Program: A planned series of future events, items, or performances.
Policy: A proposed or adopted course or principle of action.

One way to get Americans engaged in physical activity is through the use of programming.  This might mean regular “classes”, special events, etc.  Programs are conducted by government bodies such as recreation and park departments or public schools, by not for profit organizations like the Y, the JCC and also by local community groups.

Programs provide ready made activities that have structure, resources, personnel, etc. but what happens when the class is over or the event ends?  Do those same people still engage in the amount of daily physical activity as recommended in the Physical Activity Guidelines for Americans?  If not, why not?  Likely, it is not nearly as convenient and in the case of a special event, perhaps it is just not logistically possible.

Let’s look at an example… National Walk to School Day.  Perhaps your community has created activities surrounding this day…maybe they have gathered volunteers to work as crossing guards so that it is safe for children to cross streets or perhaps they have allowed streets to only be one way to enable safe walking and biking.  Many parents participate with their children or talk to their kids who walked/biked about how they enjoyed it…discussion spreads through the “parent network”… “Wouldn’t it be great if the kids could safely walk/bike to school on a regular basis-not just once a year?”  They begin to look at what would be needed to make that happen…perhaps its traffic signals-maybe its crossing guards-perhaps its considering walking/biking when making decisions of where to put schools and when developing neighborhoods. 

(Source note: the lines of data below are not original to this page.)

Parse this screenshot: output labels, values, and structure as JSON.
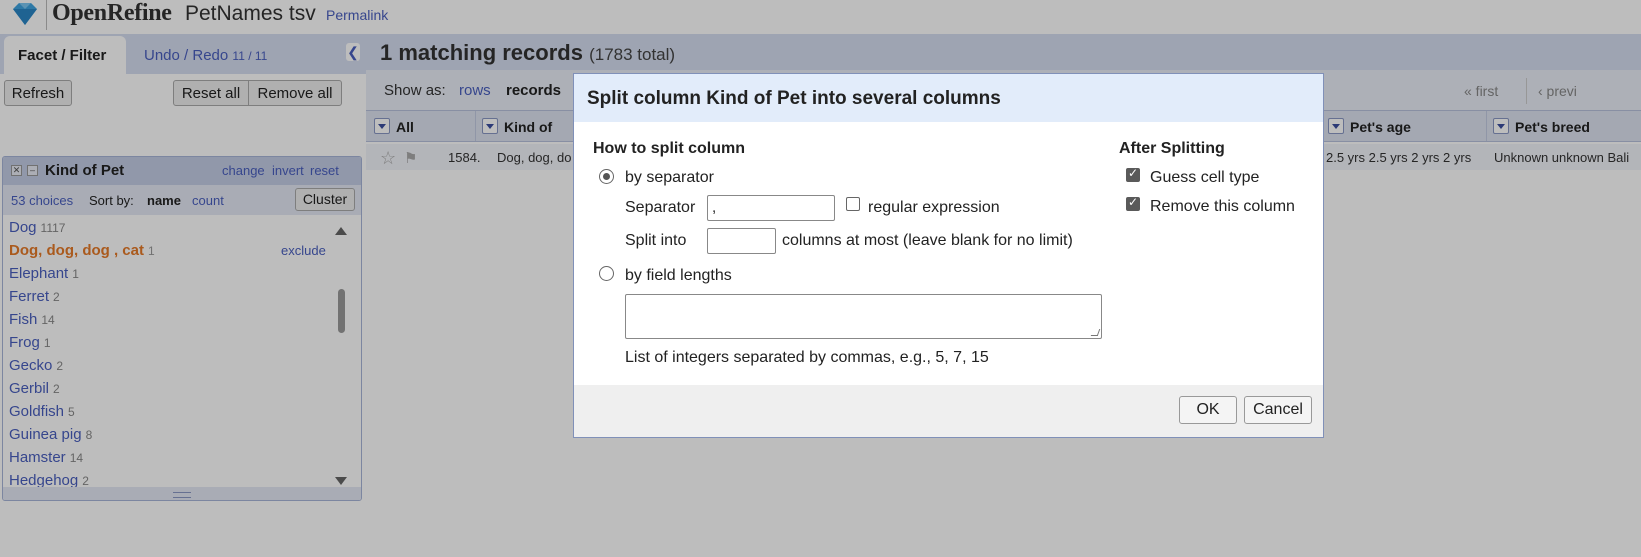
{
  "header": {
    "logo_text": "OpenRefine",
    "project_name": "PetNames tsv",
    "permalink": "Permalink"
  },
  "left": {
    "tab_facet": "Facet / Filter",
    "tab_undo": "Undo / Redo",
    "tab_undo_count": "11 / 11",
    "refresh": "Refresh",
    "reset_all": "Reset all",
    "remove_all": "Remove all",
    "facet": {
      "title": "Kind of Pet",
      "change": "change",
      "invert": "invert",
      "reset": "reset",
      "choices_count": "53 choices",
      "sort_by": "Sort by:",
      "sort_name": "name",
      "sort_count": "count",
      "cluster": "Cluster",
      "exclude": "exclude",
      "items": [
        {
          "label": "Dog",
          "count": "1117"
        },
        {
          "label": "Dog, dog, dog , cat",
          "count": "1"
        },
        {
          "label": "Elephant",
          "count": "1"
        },
        {
          "label": "Ferret",
          "count": "2"
        },
        {
          "label": "Fish",
          "count": "14"
        },
        {
          "label": "Frog",
          "count": "1"
        },
        {
          "label": "Gecko",
          "count": "2"
        },
        {
          "label": "Gerbil",
          "count": "2"
        },
        {
          "label": "Goldfish",
          "count": "5"
        },
        {
          "label": "Guinea pig",
          "count": "8"
        },
        {
          "label": "Hamster",
          "count": "14"
        },
        {
          "label": "Hedgehog",
          "count": "2"
        }
      ]
    }
  },
  "right": {
    "matching": "1 matching records",
    "total": "(1783 total)",
    "show_as": "Show as:",
    "rows": "rows",
    "records": "records",
    "first": "« first",
    "prev": "‹ previ",
    "columns": [
      "All",
      "Kind of",
      "Pet's age",
      "Pet's breed"
    ],
    "row": {
      "index": "1584.",
      "kind": "Dog, dog, do",
      "age": "2.5 yrs 2.5 yrs 2 yrs 2 yrs",
      "breed": "Unknown unknown Bali"
    }
  },
  "dialog": {
    "title": "Split column Kind of Pet into several columns",
    "how_to_split": "How to split column",
    "by_separator": "by separator",
    "separator_label": "Separator",
    "separator_value": ",",
    "regex_label": "regular expression",
    "split_into_label": "Split into",
    "split_into_value": "",
    "split_into_suffix": "columns at most (leave blank for no limit)",
    "by_field_lengths": "by field lengths",
    "field_lengths_hint": "List of integers separated by commas, e.g., 5, 7, 15",
    "after_splitting": "After Splitting",
    "guess_cell_type": "Guess cell type",
    "remove_this_column": "Remove this column",
    "ok": "OK",
    "cancel": "Cancel"
  }
}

Here’s another one…the local swimming pools are very popular with families and kids.  Their activity however, leaves no space for those that want to swim laps.  The manager at one pool notices this and institutes time each hour that allows for lap swimming.  Word spreads through the community and interested parties start asking other managers to do the same on a trial basis…soon a group of dedicated lap swimmers organizes and approaches policy makers asking for a community wide policy to be developed designating lap swimming time.

This is how policy often starts-particularly on the local level.  A group of individuals rally around a problem of common interest and work to educate and influence policy makers about solutions.

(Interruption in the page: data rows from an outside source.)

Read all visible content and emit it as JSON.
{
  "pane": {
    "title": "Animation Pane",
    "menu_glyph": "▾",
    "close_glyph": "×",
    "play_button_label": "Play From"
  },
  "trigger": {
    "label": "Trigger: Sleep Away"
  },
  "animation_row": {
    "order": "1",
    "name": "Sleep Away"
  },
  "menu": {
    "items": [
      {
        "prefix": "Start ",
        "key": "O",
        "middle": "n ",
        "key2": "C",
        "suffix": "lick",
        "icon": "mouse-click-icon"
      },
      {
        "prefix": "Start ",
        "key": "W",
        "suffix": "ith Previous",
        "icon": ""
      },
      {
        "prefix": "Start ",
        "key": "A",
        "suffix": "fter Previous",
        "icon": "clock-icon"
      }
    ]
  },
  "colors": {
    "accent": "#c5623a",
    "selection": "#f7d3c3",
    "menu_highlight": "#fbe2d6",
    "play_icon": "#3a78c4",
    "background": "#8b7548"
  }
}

The above examples demonstrate how programming can lead to policy.  The National Physical Activity Plan is full of ideas on policies that would make it easier for Americans to engage in physical activity where they work, live, worship, shop and- go to school.  Local groups interested in instituting some of these polices in their own communities might want to consider hosting events or regular activities that can help educate and shape residents to work towards policies that would make it easier to engage in physical activity on a daily basis.  

What ideas do you have for programs that could lead to policies?